Pour Macron, les gilets jaunes ne sont pas "de simples citoyens qui manifestent"

“Penser que nous avions affaire à de simples citoyens en train de manifester, c’est du pur ‘bullshit’", a déclaré Emmanuel Macron.

POOL New / Reuters

POLITIQUE - Pas sûr que ces propos soient de nature à calmer la colère des gilets jaunes. À l’occasion d’un long portrait publié dans le magazine américain The New Yorker, intitulé “Emmanuel Macron peut-il endiguer la marée populiste”, le président de la République revient sur les derniers mois écoulés, marqués notamment par la crise des gilets jaunes. 

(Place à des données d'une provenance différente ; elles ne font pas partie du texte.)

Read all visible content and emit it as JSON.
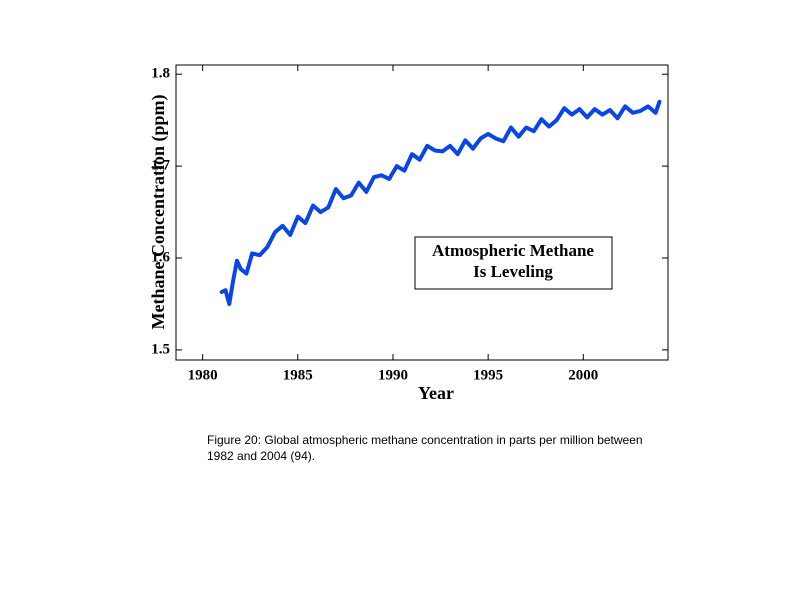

Interrogé sur les violences policières qui ont été maintes fois dénoncées, expression tout autant contestée par le gouvernement que par la policeEmmanuel Macron rejette la responsabilité sur les manifestants.

“Un très haut degré de violence”

“Non”, il n’est pas satisfait de certaines actions de la police, “mais il faut voir ce que nous avons vécu : pour la première fois, nous avions un mouvement social avec un très haut degré de violence. Quelque chose d’unique”, justifie-t-il.

“J’ai décidé de ne pas décréter de situation particulière, ni d’interdire ces manifestations. J’ai fait cela car je ne voulais pas réduire le niveau de liberté dans ce pays. Je pense que ça aurait été une erreur”, poursuit le locataire de l’Elysée, avant de donner son avis sur les manifestants vêtus de fluo qui se mobilisent samedis après samedis: “penser que nous avions affaire à de simples citoyens en train de manifester, c’est du pur ‘bullshit’”.

 

Même analyse lorsqu’il évoque le cas de Geneviève Legay, la sexagénaire grièvement blessée en marge d’une manifestation (non autorisée) à Nice. “Aller dans un endroit où il était interdit de manifester est complètement fou. Le bon sens est bienvenu, surtout en cette période difficile ! Je lui souhaite le meilleur ! Mais cette vieille dame n’allait pas faire des courses. Elle manifestait avec des activistes, face à des policiers, au pire moment de la crise”, explique le chef de l’État, qui évoque un problème de perception des violences. 

“Ce qui est très compliqué à gérer, c’est que beaucoup de personnes en ont assez de la violence des manifestants, qui pourrait être synonyme d’une sorte de laxisme. Et en même temps, d’autres sont en colère face à tous ces blessés, qui sont synonyme d’autoritarisme”, ajoute Emmanuel Macron. 

À noter que ces propos ne devraient pas manquer de faire réagir dans l’Hexagone. Le journaliste David Dufresne, qui documente les violences policières depuis le début du mouvement des gilets jaunes, a commenté les déclarations du chef de l’État, considérant que celles-ci relevaient du “déni”. Selon le décompte fait par le journaliste indépendant, 138 personnes ont été blessées à la tête lors des manifestations.